The movie is also a direct continuation of the previous film Captain America: The Winter Soldier in that the Winter Solider aka James “Bucky” Barnes (Sebastian Stan) is the focus of pursuit for everyone. At the same time, the events at the end of Avengers: Age of Ultron play a major factor that somehow manages to validate that film since it is considered to be an inferior sequel to The Avengers.
The destruction in the country of Sokovia at the end of Avengers: Age of Ultron added to the world’s growing unease with superpowered people. This suspicion is compounded after the opening segments of Captain America: Civil War when innocent civilians are killed during a fight the Avengers have with terrorists.
Enter: The bureaucrats in the form of U.S. Secretary of State Thaddeus Ross (William Hurt) who demands that the Avengers sign an accord by the UN that places the superhero team under supervision and dictates that they cannot act unless ordered. Steve Rogers objects to this, but his fellow partner and Avenger Tony Stark/Iron Man (Robert Downey, Jr. ) disagrees.
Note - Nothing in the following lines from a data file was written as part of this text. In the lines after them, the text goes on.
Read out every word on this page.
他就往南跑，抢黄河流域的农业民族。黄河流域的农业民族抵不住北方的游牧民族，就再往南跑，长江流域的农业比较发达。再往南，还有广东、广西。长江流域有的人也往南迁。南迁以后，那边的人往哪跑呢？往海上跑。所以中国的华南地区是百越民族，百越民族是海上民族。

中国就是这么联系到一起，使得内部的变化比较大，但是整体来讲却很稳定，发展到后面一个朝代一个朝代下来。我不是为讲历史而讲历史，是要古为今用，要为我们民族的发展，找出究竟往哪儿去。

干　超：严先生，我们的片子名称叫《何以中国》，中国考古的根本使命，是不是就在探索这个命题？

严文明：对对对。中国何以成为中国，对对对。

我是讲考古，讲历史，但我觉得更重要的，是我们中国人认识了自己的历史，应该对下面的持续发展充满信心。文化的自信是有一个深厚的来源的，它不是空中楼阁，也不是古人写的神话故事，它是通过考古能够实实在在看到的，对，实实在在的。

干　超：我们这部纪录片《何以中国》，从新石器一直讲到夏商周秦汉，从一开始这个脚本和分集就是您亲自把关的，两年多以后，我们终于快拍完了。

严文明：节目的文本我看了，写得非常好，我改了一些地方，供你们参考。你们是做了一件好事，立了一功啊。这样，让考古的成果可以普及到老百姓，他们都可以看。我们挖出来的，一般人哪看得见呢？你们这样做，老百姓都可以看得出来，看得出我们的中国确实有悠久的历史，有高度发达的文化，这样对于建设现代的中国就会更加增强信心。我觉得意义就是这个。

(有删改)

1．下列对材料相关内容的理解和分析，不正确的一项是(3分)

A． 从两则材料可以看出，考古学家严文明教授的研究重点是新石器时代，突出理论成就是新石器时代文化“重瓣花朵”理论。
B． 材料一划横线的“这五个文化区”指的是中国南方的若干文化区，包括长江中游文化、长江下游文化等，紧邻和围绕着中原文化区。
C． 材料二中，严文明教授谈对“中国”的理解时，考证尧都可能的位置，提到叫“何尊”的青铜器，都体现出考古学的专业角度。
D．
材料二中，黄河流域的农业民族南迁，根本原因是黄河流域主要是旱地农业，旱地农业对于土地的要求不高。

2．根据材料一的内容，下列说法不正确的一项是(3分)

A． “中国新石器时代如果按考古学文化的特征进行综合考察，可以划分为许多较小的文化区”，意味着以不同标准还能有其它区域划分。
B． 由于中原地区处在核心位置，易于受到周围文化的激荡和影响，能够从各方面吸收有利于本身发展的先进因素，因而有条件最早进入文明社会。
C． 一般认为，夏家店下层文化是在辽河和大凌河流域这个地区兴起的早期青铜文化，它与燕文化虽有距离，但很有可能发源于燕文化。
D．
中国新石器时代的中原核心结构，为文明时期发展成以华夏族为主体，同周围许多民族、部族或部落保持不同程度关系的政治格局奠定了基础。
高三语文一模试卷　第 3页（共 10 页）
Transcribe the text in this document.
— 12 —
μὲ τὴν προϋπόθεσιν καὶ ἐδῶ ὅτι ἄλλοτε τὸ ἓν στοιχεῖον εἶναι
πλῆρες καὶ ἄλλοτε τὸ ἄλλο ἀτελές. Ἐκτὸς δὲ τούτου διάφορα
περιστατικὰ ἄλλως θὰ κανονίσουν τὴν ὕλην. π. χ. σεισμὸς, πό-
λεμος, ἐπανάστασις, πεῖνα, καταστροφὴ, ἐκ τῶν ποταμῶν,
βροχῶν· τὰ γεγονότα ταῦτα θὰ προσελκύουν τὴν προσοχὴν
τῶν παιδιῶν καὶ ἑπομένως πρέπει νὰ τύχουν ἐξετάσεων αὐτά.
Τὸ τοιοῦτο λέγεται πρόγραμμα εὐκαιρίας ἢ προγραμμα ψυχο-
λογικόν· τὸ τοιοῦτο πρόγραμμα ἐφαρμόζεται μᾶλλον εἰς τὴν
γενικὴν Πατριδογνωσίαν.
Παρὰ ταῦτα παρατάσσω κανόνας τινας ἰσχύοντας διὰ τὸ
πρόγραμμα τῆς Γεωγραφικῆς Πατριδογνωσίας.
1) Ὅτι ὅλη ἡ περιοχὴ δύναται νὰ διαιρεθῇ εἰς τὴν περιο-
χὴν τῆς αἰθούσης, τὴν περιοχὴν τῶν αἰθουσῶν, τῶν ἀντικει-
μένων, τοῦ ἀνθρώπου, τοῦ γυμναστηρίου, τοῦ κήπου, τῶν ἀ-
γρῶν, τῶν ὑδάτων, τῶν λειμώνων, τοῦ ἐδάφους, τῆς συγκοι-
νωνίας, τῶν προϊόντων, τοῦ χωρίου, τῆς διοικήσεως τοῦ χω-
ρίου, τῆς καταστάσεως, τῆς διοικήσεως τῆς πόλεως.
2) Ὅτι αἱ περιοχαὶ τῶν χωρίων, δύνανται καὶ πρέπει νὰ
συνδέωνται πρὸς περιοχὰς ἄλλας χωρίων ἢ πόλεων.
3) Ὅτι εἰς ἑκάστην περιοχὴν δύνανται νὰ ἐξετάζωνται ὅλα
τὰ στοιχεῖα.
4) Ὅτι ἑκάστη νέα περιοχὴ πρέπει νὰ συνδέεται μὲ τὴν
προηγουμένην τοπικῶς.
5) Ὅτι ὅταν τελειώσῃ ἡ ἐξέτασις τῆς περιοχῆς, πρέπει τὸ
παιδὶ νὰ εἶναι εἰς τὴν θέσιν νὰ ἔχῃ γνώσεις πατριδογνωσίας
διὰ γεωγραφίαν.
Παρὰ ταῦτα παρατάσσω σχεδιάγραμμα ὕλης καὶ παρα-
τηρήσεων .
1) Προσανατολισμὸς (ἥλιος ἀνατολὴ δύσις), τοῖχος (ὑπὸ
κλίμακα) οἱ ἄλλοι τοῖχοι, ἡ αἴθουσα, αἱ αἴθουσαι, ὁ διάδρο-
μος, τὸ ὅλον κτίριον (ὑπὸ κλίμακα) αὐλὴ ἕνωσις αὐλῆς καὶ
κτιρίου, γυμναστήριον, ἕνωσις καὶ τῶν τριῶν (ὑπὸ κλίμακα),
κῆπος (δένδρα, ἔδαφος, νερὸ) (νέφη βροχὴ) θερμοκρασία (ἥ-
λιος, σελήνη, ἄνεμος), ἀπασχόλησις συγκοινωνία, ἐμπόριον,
He feels that superhumans need to be curtailed partly based on his own guilt about creating Ultron. Later, a terrorist bombing at a UN conference, supposedly by the Winter Soldier, sets off an alarming series of events that turn the two friends into bitter enemies as both men gather allies for their causes.
Captain America: Civil War is already considered one of the greatest superhero films of all time and that praise is justified. Unlike the similar-themed Batman v Superman: Dawn of Justice, this film flows cleanly, is coherent, not choppy and adequately presents both sides of the issue. Even though Captain America is the star of the film, great pains are taken to show the validity of the other side. It becomes difficult at times to find someone to root for because we know they are both in the right. It illustrates the tragedy of a civil war amongst former friends.
The directors Joe and Anthony Russo return for their second Captain America film and have beaten the second film curse for MCU directors. At the same time, they demonstrate with Captain America: Civil War that they can handle a large, epic story with multiple characters that are all given their moments to shine. That is an unbelievable effort that lesser directors and writers have difficulty accomplishing.
Despite the film’s length (over two hours) it leaves viewers wanting to see more of this world unfold. That is due to the constant action, fast-moving plotline, and smile-inducing appearances by other characters that get their moments in the sun and not just in action sequences. We meet T’Challa/Black Panther (Chadwick Boseman), a noble African king out for vengeance, and of course, everyone’s favorite Web-Slinger, Spider-Man (Tom Holland). This MCU version of Peter Parker is the most authentic and realistic take of Spider-Man ever shown on film and leaves one hungering for Spider-Man: Homecoming already. Other stand out characters include Wanda Maximoff/Scarlet Witch (Elizabeth Olsen), the Vision (Paul Bettany), Clint Barton/Hawkeye (Jeremy Renner) and Scott Lang/Ant-Man (Paul Rudd).
The much talked about fight scene the superheroes have with each other in an airport is worthy of the hype and shows the heroes at their best. It was a comic book fan’s dream come true seeing all these superheroes doing their thing. Needless to say the special effects were flawless, as was the intricate fight choreography. However, a following fight scene later on is much more involving and personal, while at the same time heartbreaking as we see that Rogers and Stark are at a point of no return with each other. By the end of the film, everything has changed not just for the two main characters, but for the allies that took their sides.
Captain America: Civil War is a triumph that is worth multiple viewings not just because of the spine-tingling action but because at its heart the movie is about friendship and how it gets fractured. It is hard to believe this but even though this is Marvel Studios’ thirteenth MCU film, it proves that the Marvel Cinematic Universe can still surprise and excite us as it continues to expand.